I can't say how prototypical they were, but they apparently weren't all that popular, as the hobbyshop that I frequented at that time actually put them on sale, a practice in which they seldom participated. (Their sale items were usually kits that buyers couldn't complete properly, so turned them in for sale on the store's "used table"...I picked-up a lot of botched LifeLike Proto 2000 kits at bargain prices, replacing the small plastic detail parts (usually broken, missing, or half-buried in tube-type glue) using Tichy phosphor bronze wire.When the Proto2000 cars re-appeared as r-t-r cars, I picked-up quite a few of the kits, unopened because many of the modellers preferred to not "roll their own".
Here's one of the undecorated flat cars, painted and re-lettered for one of my freelanced roads...
While the kits did include a steel weight, I opted to better the tracking qualities by adding cast-lead weights, meant to fit into the plastic underframe, which represented a cast-metal one...
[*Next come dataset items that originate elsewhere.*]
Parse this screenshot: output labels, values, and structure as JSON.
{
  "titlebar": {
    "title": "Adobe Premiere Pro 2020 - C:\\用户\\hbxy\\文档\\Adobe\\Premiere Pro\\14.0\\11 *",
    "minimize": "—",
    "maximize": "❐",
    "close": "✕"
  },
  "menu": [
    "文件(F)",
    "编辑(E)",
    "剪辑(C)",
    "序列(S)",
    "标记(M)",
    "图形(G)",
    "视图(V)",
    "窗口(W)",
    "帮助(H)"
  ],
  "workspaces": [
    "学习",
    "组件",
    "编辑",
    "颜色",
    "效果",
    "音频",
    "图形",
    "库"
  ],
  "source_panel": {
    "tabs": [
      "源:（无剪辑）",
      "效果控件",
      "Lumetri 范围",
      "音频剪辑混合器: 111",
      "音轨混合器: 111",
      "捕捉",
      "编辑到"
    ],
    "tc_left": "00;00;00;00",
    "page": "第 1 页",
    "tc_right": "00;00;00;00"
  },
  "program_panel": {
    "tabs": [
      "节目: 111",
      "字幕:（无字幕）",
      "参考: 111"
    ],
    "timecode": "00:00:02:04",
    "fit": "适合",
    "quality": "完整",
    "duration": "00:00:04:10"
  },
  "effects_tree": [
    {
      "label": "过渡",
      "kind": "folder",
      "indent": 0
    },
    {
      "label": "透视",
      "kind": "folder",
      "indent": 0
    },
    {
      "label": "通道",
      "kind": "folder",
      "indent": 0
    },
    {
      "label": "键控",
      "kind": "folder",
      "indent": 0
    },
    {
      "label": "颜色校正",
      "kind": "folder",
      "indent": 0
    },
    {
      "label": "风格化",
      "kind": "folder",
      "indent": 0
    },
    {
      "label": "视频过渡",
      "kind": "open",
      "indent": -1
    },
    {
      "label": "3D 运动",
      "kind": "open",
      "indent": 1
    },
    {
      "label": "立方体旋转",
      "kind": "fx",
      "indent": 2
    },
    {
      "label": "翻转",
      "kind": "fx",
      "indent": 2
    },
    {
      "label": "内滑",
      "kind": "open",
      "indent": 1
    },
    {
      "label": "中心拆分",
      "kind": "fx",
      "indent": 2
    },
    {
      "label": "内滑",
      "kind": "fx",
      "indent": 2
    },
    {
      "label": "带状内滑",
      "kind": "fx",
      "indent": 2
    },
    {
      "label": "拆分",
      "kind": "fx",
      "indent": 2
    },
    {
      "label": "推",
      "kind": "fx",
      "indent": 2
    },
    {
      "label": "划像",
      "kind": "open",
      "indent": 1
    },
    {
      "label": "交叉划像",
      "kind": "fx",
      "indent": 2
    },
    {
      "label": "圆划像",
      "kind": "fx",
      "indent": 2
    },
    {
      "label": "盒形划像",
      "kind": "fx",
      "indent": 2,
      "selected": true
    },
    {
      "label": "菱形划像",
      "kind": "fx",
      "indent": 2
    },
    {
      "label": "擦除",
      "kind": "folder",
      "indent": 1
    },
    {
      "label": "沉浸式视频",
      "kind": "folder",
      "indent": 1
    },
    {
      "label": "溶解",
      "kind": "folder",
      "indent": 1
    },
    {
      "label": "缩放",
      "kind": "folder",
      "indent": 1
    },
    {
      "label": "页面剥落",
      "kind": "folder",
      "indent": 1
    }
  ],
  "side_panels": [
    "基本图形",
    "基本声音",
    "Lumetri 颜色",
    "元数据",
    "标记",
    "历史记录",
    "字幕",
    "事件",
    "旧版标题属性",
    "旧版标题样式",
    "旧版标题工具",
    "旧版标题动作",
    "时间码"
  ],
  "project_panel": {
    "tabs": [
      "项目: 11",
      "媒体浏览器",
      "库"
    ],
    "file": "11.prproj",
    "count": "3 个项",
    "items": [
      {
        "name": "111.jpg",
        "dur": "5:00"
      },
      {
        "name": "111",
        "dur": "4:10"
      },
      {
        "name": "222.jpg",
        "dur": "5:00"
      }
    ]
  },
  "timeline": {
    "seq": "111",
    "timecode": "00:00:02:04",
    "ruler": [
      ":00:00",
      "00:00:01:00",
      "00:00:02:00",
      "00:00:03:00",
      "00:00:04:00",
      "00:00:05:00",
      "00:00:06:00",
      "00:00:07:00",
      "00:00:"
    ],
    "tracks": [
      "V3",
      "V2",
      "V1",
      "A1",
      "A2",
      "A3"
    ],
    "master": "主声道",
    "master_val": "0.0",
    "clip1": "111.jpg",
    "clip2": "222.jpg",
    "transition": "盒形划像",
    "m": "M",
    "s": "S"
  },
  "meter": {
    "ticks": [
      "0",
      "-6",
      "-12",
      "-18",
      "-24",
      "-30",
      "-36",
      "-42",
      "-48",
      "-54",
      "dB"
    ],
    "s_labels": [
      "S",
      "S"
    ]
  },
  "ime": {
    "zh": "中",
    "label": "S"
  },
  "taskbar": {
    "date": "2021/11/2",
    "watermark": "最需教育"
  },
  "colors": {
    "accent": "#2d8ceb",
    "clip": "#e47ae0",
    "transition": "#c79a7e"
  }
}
Since my layout is set in the late '30s, I didn't convert any of my bargain flatcars for TOFC, as it wasn't, at that time, all that common.I still have some of the detail parts for TOFC, though (mostly the ramps), but used some of the rub-rail material as trim for the soffits on the road's Paint Shop...
When the LifeLike Proto -2000 r-t-r cars became available, I also picked up quite a few NIB kits for tank cars and gondolas, pretty-well all at half-price (and later even less).